Die Anwendung der Festphasenzytometrie in der mikrobiologischen Analyse von Dialysewasser ist vielversprechend, da sie nicht nur zuverlässig ist, sondern auch eine schnelle Methode ist, da die Analysezeit etwa drei Stunden beträgt, und ihre Verwendung nicht nur zur Überwachung der Wasserqualität, sondern auch der Dialyse empfohlen wird Flüssigkeit (Canaud, 2011; Riepl et al., 2011).

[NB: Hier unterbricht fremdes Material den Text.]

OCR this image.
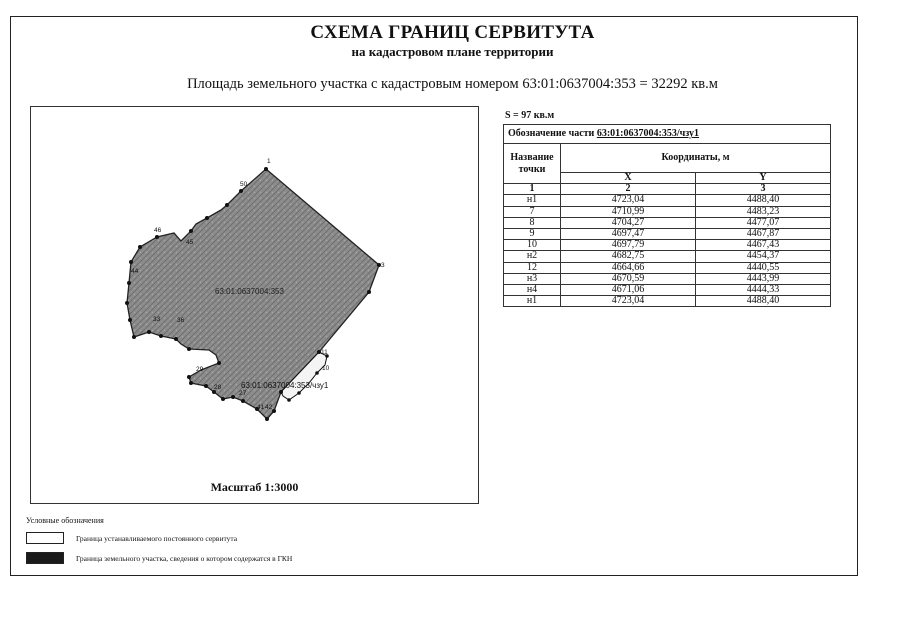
СХЕМА ГРАНИЦ СЕРВИТУТА
на кадастровом плане территории
Площадь земельного участка с кадастровым номером 63:01:0637004:353 = 32292 кв.м
1
3
50
46
45
44
33	36
29
28
27
11
10
42
41
63:01:0637004:353
63:01:0637004:353/чзу1
Масштаб 1:3000
S = 97 кв.м
Обозначение части 63:01:0637004:353/чзу1		
Название точки	Координаты, м	
	X	Y
1	2	3
н1	4723,04	4488,40
7	4710,99	4483,23
8	4704,27	4477,07
9	4697,47	4467,87
10	4697,79	4467,43
н2	4682,75	4454,37
12	4664,66	4440,55
н3	4670,59	4443,99
н4	4671,06	4444,33
н1	4723,04	4488,40
Условные обозначения
Граница устанавливаемого постоянного сервитута
Граница земельного участка, сведения о котором содержатся в ГКН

Die Zytometrie ist nicht nur eine schnelle Methode, sondern ermöglicht auch den Nachweis lebensfähiger, nicht kultivierbarer Mikroorganismen. Diese Mikroorganismen sind für die Ergebnisabweichungen zwischen den Laborversuchen und der realen Wassermikrobiota verantwortlich. Sie sind nicht in der Lage, sich zu teilen und Kolonien zu bilden, obwohl sie über einen aktiven Stoffwechselmechanismus verfügen und am Leben bleiben. Viele Bakterien, insbesondere gramnegative, verfügen über diese Fähigkeit. Mycobacterium-Arten können als potenzielle VNC hervorgehoben werden (Anvisa, 2019; Joux, Lebaron, 2000; Díaz et al., 2010; Sandle, 2015).

Auf Zellkomponenten basierende Techniken wie die 16S-rDNA-PCR-Analyse sind ebenfalls eine vielversprechende Technik, da sie unabhängig von der Kultur sind und daher in der Lage sind, nicht kultivierbare lebensfähige Mikroorganismen nachzuweisen (Anvisa, 2019; Gomila et al., 2010; Gomila, Ramirez, Lalucat, 2007). ).